Curiously, one of them asked, “Why did you leave?”

I didn’t have a rehearsed answer this time, only the truth. 

“Because something moved in the bushes and I didn’t want to spend the rest of my life pretending I hadn’t noticed.”

The rabbit reappeared, sitting before me like a question mark. Oh! It was never meant to lead me away from anything. It was meant to lead me through. Through noise and doubt, fear and loss. Through the terrifying practice of choosing myself over and over again.
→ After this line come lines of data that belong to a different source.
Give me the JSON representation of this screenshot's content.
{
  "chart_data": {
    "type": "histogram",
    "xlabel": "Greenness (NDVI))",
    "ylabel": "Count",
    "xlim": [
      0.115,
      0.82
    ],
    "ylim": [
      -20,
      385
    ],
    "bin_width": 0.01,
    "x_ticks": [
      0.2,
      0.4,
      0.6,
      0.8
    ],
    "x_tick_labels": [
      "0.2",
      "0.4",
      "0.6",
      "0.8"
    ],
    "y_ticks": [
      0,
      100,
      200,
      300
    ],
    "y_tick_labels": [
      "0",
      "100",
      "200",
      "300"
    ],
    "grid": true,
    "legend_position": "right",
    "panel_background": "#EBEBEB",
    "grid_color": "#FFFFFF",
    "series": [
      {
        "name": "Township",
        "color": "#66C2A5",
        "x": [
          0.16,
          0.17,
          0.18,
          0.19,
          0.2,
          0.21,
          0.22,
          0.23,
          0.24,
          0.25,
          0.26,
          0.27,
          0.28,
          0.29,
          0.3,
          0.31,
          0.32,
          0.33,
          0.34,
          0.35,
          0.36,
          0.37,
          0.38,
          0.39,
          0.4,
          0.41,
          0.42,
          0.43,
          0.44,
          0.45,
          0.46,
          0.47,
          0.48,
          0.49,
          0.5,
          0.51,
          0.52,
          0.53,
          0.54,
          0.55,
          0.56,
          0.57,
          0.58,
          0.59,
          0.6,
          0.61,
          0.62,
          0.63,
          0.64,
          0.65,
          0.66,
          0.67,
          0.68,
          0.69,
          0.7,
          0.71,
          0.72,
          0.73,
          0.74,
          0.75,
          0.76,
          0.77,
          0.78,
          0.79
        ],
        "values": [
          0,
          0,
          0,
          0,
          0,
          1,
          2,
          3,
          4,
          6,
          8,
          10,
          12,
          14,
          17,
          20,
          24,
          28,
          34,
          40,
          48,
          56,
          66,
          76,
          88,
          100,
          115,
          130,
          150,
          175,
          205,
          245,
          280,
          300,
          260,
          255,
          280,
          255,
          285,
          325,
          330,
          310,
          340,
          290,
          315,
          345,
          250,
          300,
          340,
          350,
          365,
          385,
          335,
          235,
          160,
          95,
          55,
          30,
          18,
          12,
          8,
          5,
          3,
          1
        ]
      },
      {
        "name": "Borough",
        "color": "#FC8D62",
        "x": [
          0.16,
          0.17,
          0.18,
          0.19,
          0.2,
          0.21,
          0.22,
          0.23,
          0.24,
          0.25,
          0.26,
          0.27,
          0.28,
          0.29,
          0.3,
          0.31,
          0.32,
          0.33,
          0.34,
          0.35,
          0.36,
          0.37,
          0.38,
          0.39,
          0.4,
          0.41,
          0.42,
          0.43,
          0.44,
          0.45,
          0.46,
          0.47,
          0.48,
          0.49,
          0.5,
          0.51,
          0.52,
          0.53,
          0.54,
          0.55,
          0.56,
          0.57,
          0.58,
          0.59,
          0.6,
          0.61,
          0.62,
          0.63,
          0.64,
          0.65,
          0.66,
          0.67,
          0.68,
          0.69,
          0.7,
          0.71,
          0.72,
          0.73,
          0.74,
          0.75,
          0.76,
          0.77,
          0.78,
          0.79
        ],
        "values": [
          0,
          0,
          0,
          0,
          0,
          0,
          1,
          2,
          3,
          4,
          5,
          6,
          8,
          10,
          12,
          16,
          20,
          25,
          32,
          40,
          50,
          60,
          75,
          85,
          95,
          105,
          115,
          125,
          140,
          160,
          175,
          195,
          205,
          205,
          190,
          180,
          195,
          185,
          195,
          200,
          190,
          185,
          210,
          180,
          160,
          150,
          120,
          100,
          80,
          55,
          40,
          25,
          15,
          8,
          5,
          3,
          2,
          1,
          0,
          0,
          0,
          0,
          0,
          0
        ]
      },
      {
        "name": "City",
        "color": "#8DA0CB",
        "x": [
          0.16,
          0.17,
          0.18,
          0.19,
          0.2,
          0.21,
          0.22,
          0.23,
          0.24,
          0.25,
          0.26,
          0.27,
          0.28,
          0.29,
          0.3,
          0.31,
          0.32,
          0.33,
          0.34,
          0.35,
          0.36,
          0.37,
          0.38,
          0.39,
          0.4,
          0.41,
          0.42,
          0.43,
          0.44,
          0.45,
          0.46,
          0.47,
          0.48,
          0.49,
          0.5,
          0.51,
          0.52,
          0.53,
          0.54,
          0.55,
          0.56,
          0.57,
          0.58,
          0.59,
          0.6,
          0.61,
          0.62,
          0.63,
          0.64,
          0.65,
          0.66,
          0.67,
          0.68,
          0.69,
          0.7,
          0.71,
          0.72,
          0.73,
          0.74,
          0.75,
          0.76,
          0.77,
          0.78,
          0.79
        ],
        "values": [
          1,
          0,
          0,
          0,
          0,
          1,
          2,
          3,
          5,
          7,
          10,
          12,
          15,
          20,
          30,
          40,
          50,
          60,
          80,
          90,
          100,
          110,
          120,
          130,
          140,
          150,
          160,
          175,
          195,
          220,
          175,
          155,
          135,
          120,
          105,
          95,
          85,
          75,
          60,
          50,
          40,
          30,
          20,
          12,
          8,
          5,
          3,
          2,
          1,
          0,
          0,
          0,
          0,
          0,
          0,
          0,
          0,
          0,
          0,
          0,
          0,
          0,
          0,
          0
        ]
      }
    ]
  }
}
I have been chasing rabbits all year, betting on curiosity more than on caution, and it has paid off. As I stand before January, my legs are exhausted from chasing rabbits, my hands pruned from blue burials, the skin below my knees scratched from playing fetch, my palms scabbed from prying oysters, my desk stained from writing letters and erasing narratives, my throat tightening from choking on déjà vu, my voice hoarse from asking you to put down the cigarette, my eyes dry from putting on a one-woman fountain show, my stomach uneasy from eating mermaids, my faith shaken from meeting god at a friend’s wedding, my fingers pricked from sewing buttons, my world colored in orange. 

Yet. Still running. Still writing. More me than I have ever been.

I end this year as I end every one—in gratitude and in words.